WASHINGTON, D.C. (September 21, 2022) – The massive civil legal action filed today by New York Attorney General Letitia James charging Donald Trump and his children of flagrantly manipulating property valuations to deceive lenders, insurance brokers and tax authorities could trigger many additional civil as well a criminal actions against him.

Just as the first domino in a row to fall causes the others to begin toppling, says public interest law professor John Banzhaf.

Banzhaf filed the criminal complaint against Trump, naming three different criminal statutes he allegedly violated in Georgia, which led to the ongoing criminal investigation of the former president in Fulton County.

He also figured out how to bring the successful law suit against Spiro Agnew which forced him to return, with interest, the money he had received in bribes, after the State of Maryland gave up on seeking such recovery.

Here is why the law professor who has been called “a Driving Force Behind the Lawsuits That Have Cost Tobacco Companies Billions of Dollars,” a “King of Class Action Law Suits,” “Legal Academia’s Instigator in Chief,” “The Law Professor Who Masterminded Litigation Against the Tobacco Industry,” and an “Entrepreneur of Litigation, [and] a Trial Lawyer’s Trial Lawyer” believes that this civil action will be only the first of many legal actions which will begin to topple Trump.

This action, although civil in nature, will also result in at least two criminal referrals – one to the Justice Department, and the other to the Internal Revenue Service – which will be so detailed, and contain such hard and solid evidence of criminality, that it will be almost unthinkable that the relevant authorities would not have to bring criminal actions.

This civil action, although brought in New York, also involves glaring and dramatic details of alleged criminal fraud in the manipulation of property values in other jurisdictions. This is especially true regarding Florida and Trump’s new residence in Mar-a-Lago.

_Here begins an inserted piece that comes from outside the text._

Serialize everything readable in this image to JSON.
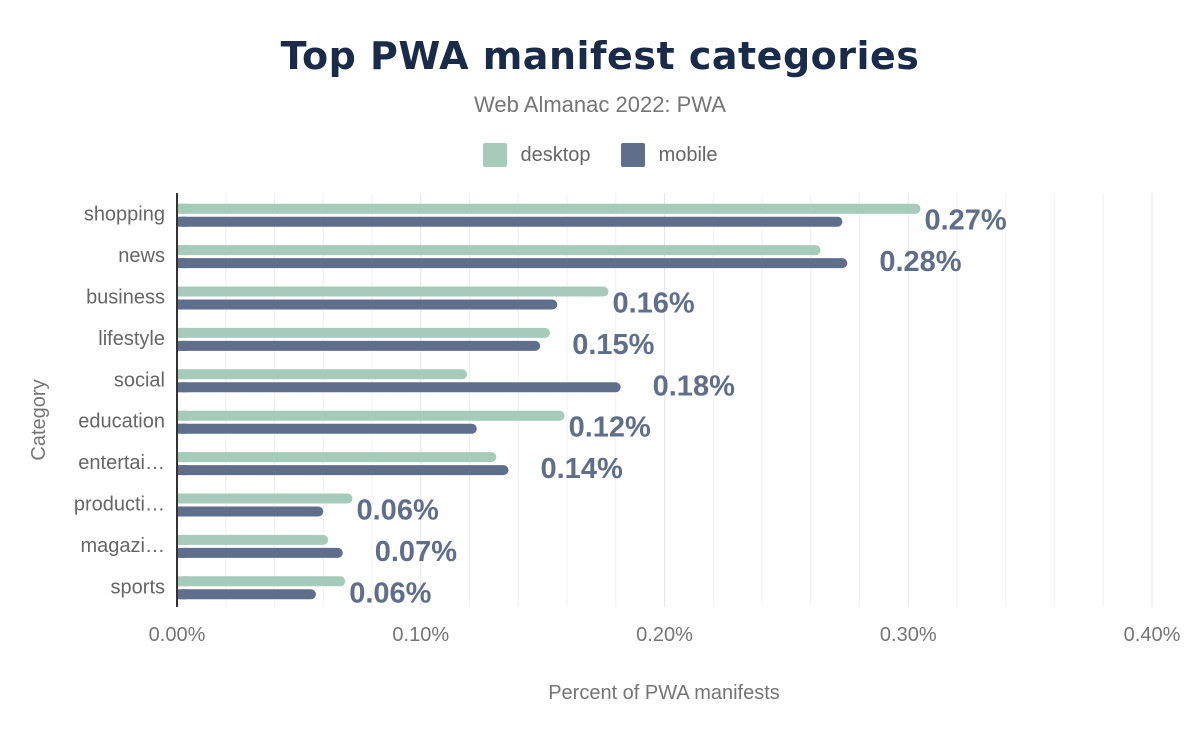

With this information now being made available publicly, authorities in Florida – unless political considerations preclude it – would have to bring civil as well as criminal actions there. If they fail to do so, political opponents and/or those injured financially by the alleged fraud are likely to do so.

Additional Legal Actions

The massive amounts of documentation and information, including potential testimony of witnesses to the wrongdoing, are likely to open the doors to many additional legal actions.

Also, others who might be involved, and who thereby might themselves face massive financial penalties as well as criminal charges, might as part of plea bargains agree to testify about other criminal actions involving Trump and/or his family members.

While Trump and family members have not been reluctant to “take the fifth” in criminal investigations, doing so in civil cases entails considerable risks.

In civil proceedings, unlike criminal ones, judges will charge juries that they may draw adverse inferences (conclude that the defendant is guilty) from refusals to answer relevant questions.

So others involved, including even a Trump family member, might be forced to provide information, if not testimony, which could be damaging in future civil or criminal proceedings involving the former president.

Finally, as many commentators have pointed out, one of the problems of bringing Trump to trial in other ongoing criminal probes is the need to prove criminal intent; i.e., that he had guilty knowledge and knowingly violated the law.

The hundreds of instances in James’ complaint of instances where Trump very clearly violated the law and did so knowingly would likely create a strong inference that he does so habitually, as a matter of practice, and therefore is likely to have done so in these other instances not involved in the New York complaint.

In short, just as many dominoes may begin falling when only the first one is pushed, James’ civil action may be only the first of many civil and criminal actions to follow, suggests Banzhaf.